ECLI:NL:HR:1957:AY2274 (Goed koopmansgebruik)

HR Goed koopmansgebruik, HR 8 mei 1957
(ECLI:NL:HR:1957:AY2274)

Door Michiel Hennevelt

Essentie
In dit standaardarrest gaat het om de invulling van het begrip “goed koopmansgebruik”, dat van belang is voor de jaarwinstbepaling in de inkomstenbelasting en de vennootschapsbelasting. Goed koopmansgebruik is een door de wetgever bewust opgelaten norm, die ingevuld moet worden door de rechter. Dit arrest is een belangrijke stap in die invulling.

Rechtsregel
De Hoge Raad oordeelt dat een stelsel van fiscale winstberekening als hoofdregel in lijn is met goed koopmansgebruik wanneer dat stelsel is gebaseerd op de bedrijfseconomische inzichten over de juiste wijze van winstbepaling. Op de hoofdregel geldt wel de uitzondering dat deze bedrijfseconomische inzichten niet gevolgd mogen worden als zij strijdig zijn met de belastingwet, de algemene opzet van de belastingwet of een beginsel van deze wet.

Inhoud arrest
NV X neemt aan de creditzijde van haar balans een post op voor ongerealiseerde factureringswinst. Deze post ziet op goederen die de NV aan haar buitenlandse dochter heeft geleverd. Volgens NV X brengt goed koopmansgebruik met zich mee dat de NV pas daadwerkelijk winst hoeft te nemen op het moment dat de dochter de goederen aan derden verkoopt, dus niet al bij levering aan de dochter. De NV beroept zich ter ondersteuning van dit standpunt op de heersende bedrijfseconomische opvattingen en de toepassing hiervan in de praktijk. Het zenden van de goederen aan de buitenlandse dochter is volgens NV X niks anders dan een verplaatsing van de voorraden binnen het economische geheel, iets waarvoor geen winst hoeft te worden genomen.

De inspecteur is het niet met dit standpunt eens.
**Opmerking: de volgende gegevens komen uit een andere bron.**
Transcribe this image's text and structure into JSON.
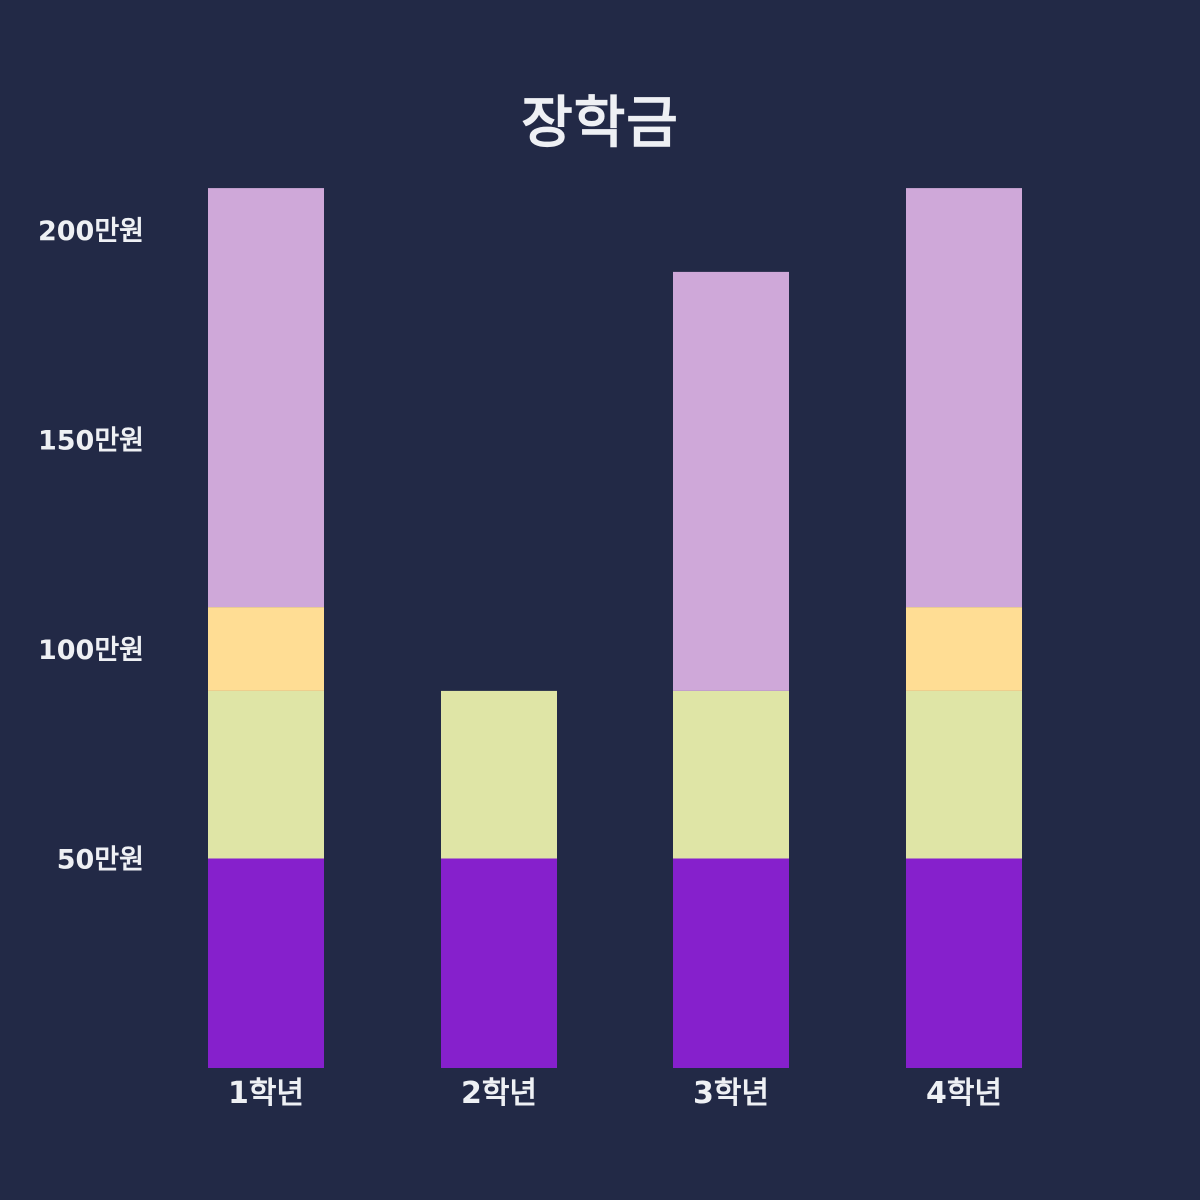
{
  "chart_data": {
    "type": "bar",
    "stacked": true,
    "title": "장학금",
    "xlabel": "",
    "ylabel": "",
    "categories": [
      "1학년",
      "2학년",
      "3학년",
      "4학년"
    ],
    "y_ticks": [
      {
        "value": 50,
        "label": "50만원"
      },
      {
        "value": 100,
        "label": "100만원"
      },
      {
        "value": 150,
        "label": "150만원"
      },
      {
        "value": 200,
        "label": "200만원"
      }
    ],
    "ylim": [
      0,
      210
    ],
    "grid": false,
    "legend": "none",
    "series": [
      {
        "color": "#8620cc",
        "values": [
          50,
          50,
          50,
          50
        ]
      },
      {
        "color": "#dfe5a6",
        "values": [
          40,
          40,
          40,
          40
        ]
      },
      {
        "color": "#ffdd94",
        "values": [
          20,
          0,
          0,
          20
        ]
      },
      {
        "color": "#cfa8d9",
        "values": [
          100,
          0,
          100,
          100
        ]
      }
    ]
  },
  "colors": {
    "background": "#222946",
    "text": "#eef0f4"
  }
}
Volgens de inspecteur gaat het om de belastingplicht van de moeder, NV X, en is er geen sprake van belastingplicht van het concern als geheel. De dochters zijn in het buitenland zelfstandige entiteiten en er is ook civielrechtelijk sprake van een koopovereenkomst tussen moeder en dochters. De moeder moet dus direct bij levering van de goederen winst nemen.

De Hoge Raad oordeelt dat een stelsel van fiscale winstberekening als hoofdregel in lijn is met goed koopmansgebruik, wanneer dat stelsel is gebaseerd op de bedrijfseconomische inzichten over de juiste wijze van winstbepaling. Op de hoofdregel geldt wel de uitzondering dat deze bedrijfseconomische inzichten niet gevolgd mogen worden als zij strijdig zijn met de belastingwet, de algemene opzet van de belastingwet of een beginsel van deze wet. Vervolgens oordeelt de Hoge Raad dat de manier van winstbepaling van NV X het best aansluit op de bedrijfseconomische inzichten, omdat moeder en dochter als economische eenheid worden gezien. Aan de andere kant heeft de vennootschapsbelasting als uitgangspunt dat verschillende lichamen in beginsel zelfstandig belastingplichtig zijn.

De Hoge Raad komt uiteindelijk tot de conclusie dat de zelfstandige belastingplicht van de vennootschapsbelasting voorrang heeft, waardoor het (bedrijfseconomisch juiste) stelsel van winstberekening van NV X geen stand kan houden.